Bali’s complex cultural dynamics and the communal aspect of Hindu religious life come to life in Made Budi’s Tari Kodok (Frog Dance). Tari Kodok, a colossal Balinese-style painting, brings together traditional and contemporary characters going about their daily activities: the police, surfers, a woman carrying offerings on her head, dancers and fishermen.
Chinese and Balinese paintings hardly ever come together under one roof, let alone in Jakarta.
According to China’s ambassador to Indonesia Zhang Qiyue, Chinese people rarely get the opportunity to admire these paintings in their home country. “I’ve only seen a few myself,” she said.
A rare opportunity: “Ceremony 60”, an exhibition combining Chinese brush paintings and Balinese traditional paintings, is open to the public until tomorrow at the National Gallery, Central Jakarta. JP/Ricky Yudhistira
The Chinese brush painting section of the exhibition, under the theme “Serenity and Harmony”, comprises 50 works of art, all painted using a 1,000-year-old watercolor painting technique.
Three of painter Qi Baishi’s works are on display. Baishi, a master in Chinese painting, specializes in small insects and shrimps as well as fruit, vegetable, and flowers.
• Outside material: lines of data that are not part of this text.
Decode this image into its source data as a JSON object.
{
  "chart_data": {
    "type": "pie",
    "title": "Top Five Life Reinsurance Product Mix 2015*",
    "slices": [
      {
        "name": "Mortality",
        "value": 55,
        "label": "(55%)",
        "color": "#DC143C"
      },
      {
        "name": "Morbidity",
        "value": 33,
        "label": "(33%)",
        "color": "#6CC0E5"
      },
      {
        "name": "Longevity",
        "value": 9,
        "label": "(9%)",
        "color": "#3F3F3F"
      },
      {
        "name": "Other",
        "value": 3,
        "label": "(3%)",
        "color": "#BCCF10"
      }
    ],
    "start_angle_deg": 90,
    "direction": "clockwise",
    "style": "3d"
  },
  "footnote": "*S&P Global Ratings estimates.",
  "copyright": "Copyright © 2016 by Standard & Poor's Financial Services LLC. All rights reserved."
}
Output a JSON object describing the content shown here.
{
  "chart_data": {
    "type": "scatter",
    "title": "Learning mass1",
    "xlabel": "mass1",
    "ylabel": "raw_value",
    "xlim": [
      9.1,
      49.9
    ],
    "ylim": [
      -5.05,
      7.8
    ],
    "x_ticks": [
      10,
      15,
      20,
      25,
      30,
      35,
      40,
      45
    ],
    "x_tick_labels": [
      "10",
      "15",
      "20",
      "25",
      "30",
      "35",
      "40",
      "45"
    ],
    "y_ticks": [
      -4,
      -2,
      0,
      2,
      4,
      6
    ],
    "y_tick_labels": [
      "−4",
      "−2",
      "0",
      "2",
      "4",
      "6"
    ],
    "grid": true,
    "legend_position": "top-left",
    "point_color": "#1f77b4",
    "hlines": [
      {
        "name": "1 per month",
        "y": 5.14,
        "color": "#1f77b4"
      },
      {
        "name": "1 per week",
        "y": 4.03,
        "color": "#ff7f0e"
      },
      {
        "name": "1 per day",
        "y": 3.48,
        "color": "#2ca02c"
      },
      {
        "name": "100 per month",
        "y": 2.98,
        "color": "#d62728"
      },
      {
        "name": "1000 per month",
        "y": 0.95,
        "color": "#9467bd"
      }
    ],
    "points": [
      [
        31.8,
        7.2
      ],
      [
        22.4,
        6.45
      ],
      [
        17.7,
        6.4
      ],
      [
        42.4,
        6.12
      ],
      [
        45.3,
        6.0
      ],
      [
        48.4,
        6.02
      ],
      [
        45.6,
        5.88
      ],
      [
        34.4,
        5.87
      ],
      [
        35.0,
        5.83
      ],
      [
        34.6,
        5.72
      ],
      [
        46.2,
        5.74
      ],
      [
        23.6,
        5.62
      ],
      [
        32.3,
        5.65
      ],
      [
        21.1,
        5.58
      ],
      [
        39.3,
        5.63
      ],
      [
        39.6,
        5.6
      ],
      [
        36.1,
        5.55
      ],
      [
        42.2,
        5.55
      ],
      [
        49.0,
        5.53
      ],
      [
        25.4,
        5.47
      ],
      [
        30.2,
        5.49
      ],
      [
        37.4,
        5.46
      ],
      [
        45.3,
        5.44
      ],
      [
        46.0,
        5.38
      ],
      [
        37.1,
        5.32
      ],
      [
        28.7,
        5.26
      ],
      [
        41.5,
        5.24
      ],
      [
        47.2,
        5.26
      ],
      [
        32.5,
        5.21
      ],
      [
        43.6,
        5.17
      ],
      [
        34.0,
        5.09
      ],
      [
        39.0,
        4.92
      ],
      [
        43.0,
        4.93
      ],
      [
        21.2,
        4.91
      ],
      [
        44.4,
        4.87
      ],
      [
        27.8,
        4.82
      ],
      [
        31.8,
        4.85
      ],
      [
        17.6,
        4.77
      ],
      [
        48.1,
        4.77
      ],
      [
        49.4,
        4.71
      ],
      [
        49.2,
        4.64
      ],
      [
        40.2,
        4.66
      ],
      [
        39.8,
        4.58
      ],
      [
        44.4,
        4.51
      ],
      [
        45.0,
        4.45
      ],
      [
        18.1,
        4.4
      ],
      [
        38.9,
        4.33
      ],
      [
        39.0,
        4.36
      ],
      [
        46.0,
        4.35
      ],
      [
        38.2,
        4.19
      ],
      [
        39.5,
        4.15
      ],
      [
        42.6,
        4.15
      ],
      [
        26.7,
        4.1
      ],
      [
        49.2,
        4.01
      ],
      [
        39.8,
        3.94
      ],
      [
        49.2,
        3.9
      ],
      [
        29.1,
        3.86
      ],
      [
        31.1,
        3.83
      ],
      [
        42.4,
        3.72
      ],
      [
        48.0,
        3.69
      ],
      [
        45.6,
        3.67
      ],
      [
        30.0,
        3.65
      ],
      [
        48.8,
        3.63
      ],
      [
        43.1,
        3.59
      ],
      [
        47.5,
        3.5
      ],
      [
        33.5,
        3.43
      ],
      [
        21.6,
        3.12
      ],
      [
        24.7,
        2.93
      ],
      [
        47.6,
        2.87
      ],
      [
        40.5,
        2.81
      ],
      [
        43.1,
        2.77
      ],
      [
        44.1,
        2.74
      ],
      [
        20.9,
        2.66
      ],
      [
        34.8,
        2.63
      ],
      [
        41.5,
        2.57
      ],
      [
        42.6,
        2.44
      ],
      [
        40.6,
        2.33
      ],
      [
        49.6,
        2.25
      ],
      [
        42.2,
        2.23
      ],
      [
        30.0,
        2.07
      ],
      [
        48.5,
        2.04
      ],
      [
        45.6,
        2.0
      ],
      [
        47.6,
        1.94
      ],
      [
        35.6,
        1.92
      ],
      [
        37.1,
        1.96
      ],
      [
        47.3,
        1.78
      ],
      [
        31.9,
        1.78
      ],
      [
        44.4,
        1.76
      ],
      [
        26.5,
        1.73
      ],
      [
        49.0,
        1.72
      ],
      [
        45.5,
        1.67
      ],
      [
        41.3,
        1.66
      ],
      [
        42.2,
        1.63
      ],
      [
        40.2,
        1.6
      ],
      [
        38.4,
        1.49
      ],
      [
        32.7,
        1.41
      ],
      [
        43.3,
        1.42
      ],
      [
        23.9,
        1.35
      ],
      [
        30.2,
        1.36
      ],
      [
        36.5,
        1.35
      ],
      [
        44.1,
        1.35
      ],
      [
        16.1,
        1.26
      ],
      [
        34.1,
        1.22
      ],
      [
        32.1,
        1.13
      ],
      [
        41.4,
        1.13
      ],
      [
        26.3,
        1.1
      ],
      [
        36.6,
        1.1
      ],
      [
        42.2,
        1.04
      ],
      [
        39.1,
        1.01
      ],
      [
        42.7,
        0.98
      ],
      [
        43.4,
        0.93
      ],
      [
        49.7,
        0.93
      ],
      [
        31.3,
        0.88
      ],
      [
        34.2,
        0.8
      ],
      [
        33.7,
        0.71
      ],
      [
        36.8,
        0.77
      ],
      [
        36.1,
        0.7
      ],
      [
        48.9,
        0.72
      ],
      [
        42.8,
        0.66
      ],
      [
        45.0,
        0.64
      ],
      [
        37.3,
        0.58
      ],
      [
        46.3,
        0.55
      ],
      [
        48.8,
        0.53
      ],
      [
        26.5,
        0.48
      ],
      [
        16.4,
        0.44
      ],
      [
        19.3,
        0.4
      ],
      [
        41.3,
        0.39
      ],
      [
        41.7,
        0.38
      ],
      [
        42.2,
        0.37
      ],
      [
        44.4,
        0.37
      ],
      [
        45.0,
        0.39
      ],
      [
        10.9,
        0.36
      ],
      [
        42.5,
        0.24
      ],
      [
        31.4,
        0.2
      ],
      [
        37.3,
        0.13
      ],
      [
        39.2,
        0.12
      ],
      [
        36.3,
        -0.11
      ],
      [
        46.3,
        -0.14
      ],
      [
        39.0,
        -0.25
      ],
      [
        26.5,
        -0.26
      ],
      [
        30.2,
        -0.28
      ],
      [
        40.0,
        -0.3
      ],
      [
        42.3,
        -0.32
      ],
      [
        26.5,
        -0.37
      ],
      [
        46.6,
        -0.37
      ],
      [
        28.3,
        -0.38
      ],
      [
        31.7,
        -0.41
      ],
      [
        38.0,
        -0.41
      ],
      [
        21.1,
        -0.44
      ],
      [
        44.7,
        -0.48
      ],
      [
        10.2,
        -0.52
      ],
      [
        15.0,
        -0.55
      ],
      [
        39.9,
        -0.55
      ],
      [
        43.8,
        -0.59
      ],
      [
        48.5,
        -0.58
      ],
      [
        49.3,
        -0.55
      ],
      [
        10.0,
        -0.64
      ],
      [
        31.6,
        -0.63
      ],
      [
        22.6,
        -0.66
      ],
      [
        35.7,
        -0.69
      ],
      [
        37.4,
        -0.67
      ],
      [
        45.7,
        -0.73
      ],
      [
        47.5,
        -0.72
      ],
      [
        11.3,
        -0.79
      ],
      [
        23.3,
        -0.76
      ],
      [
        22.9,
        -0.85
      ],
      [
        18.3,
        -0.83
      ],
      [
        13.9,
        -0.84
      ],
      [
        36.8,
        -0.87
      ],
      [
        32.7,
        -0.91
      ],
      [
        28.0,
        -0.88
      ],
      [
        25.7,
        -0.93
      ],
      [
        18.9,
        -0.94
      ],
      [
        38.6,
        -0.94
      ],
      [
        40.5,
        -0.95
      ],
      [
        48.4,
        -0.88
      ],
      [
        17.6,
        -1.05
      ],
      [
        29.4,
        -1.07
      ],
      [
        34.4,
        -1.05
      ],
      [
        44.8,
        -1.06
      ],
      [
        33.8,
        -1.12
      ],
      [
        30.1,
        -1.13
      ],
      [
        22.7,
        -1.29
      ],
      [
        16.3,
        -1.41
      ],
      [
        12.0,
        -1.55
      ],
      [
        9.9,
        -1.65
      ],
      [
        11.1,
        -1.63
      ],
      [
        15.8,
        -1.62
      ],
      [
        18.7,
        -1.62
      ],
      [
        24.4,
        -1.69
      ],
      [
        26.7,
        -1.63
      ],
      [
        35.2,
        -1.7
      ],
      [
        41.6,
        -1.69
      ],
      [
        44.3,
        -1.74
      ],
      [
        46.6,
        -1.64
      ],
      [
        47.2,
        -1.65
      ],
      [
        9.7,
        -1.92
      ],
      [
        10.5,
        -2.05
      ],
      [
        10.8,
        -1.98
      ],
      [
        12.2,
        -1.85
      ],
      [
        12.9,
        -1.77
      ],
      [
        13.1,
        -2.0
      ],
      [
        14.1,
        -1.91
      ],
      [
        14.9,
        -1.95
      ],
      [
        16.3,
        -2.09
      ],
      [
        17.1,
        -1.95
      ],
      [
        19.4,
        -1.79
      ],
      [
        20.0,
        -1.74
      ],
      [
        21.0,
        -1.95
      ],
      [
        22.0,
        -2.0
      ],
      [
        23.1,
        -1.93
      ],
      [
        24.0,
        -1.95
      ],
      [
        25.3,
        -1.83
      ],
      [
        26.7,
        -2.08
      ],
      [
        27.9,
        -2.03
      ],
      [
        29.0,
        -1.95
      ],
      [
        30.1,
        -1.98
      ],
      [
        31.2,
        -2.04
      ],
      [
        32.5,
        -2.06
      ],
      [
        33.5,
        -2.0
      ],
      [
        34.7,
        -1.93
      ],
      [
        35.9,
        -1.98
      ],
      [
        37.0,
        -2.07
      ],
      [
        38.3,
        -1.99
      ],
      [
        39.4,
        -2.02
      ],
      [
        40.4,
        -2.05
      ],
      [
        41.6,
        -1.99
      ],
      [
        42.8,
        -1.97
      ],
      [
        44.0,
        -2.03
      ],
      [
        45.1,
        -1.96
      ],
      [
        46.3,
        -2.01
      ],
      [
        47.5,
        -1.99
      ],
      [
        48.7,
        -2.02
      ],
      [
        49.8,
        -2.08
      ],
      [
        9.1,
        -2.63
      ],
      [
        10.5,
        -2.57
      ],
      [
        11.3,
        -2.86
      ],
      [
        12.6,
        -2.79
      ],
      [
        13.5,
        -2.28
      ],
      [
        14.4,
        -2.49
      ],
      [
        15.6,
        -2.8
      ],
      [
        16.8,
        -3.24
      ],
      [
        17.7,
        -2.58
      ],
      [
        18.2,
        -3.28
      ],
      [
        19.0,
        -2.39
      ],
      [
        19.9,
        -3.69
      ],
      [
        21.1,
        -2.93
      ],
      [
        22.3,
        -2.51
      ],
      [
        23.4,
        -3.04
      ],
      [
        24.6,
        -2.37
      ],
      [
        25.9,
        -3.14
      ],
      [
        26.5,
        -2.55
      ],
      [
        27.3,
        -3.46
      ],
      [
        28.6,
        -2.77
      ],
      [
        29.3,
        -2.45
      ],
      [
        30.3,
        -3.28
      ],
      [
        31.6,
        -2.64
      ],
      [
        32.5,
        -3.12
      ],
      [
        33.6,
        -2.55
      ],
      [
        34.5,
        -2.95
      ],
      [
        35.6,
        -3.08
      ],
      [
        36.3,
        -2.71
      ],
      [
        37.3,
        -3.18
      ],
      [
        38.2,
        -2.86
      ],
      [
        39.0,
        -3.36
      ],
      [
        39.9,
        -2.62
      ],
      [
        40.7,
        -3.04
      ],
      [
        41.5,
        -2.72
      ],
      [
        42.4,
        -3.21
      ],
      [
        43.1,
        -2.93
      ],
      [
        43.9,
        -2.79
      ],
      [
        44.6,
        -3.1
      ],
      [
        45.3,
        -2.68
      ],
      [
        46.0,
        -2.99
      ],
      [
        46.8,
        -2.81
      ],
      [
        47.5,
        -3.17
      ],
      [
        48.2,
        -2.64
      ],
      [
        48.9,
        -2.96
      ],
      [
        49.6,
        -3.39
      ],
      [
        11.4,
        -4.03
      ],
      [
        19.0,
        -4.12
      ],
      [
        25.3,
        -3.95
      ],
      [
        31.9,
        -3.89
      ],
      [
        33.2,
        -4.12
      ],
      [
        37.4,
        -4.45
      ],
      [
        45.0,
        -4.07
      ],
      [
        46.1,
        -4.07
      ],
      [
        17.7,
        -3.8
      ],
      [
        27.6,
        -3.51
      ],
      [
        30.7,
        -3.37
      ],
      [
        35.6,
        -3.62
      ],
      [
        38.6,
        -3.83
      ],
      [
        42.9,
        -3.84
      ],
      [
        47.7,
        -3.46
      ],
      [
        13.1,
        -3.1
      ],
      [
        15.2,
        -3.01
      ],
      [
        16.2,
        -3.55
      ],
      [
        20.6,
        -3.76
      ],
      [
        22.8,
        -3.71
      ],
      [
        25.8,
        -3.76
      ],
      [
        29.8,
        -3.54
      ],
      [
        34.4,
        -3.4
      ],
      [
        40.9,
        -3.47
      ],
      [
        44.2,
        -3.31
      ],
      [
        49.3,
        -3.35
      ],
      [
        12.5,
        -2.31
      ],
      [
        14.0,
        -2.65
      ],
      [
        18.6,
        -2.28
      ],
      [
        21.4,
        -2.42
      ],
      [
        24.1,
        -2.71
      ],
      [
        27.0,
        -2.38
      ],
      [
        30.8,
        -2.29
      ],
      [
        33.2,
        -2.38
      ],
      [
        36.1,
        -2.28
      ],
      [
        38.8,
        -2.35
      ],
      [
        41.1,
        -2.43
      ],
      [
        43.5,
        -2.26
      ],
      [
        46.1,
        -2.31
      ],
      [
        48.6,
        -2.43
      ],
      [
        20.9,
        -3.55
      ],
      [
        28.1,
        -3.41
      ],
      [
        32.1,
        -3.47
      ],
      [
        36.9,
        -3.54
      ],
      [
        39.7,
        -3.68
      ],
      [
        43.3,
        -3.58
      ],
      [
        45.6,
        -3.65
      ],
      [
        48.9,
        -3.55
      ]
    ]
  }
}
Group of Shrimps, one of Baishi’s most famous works, shows how adept the artist is at using the Chinese brush painting technique and depicting the anatomy of a shrimp. His skillful strokes create an intricate cluster of shrimps, whose antennas brush against each other. His dark and dense ink emphasizes the crustacean’s hard shell.
Yin explained there was no room for error in the painting. “Many students have tried to copy this painting. They can paint the body but the antennas are the hardest part,” he said.
Baishi, in Perpetual Peace, paints a simple image of a black chicken floating above a basket of apples, which according to Yin, could also be seen as a pictograph for the phrase “Peace for generations”.
Many of the Chinese works combine painting and poetry, a technique pioneered by poet and painter Wang Wei. Yin said most of the painters have to be good in poetry. “You need to. If you want to study Chinese brush paintings, you have to have a lot of knowledge of Chinese history and literature,” he said, adding that it took a long time to become a master in brush painting.
Tall protruding mountains surrounded by misty clouds, like Wei Xi’s Cloud Flowing in Yuping Mountain, also feature prominently in the exhibition.
According to Yin, many artists have attempted to put on canvas the beauty and greatness of central China’s Yuping Mountain.
Other Chinese paintings in the exhibition include works by Wu Changshuo, Lin Fengmian, Li Keran and Li Kucan. Contemporary works by Wu Guanzhong, Wang Mingming and Shi Chuan are also on display.
Gallery visitor Irawati Batangtaris from the Indonesian Heritage Trust said she was amazed by the refined paintings in the exhibition.
“It makes one want to go inside the mind of the masters,” she said of Baishi’s Group of Shrimps.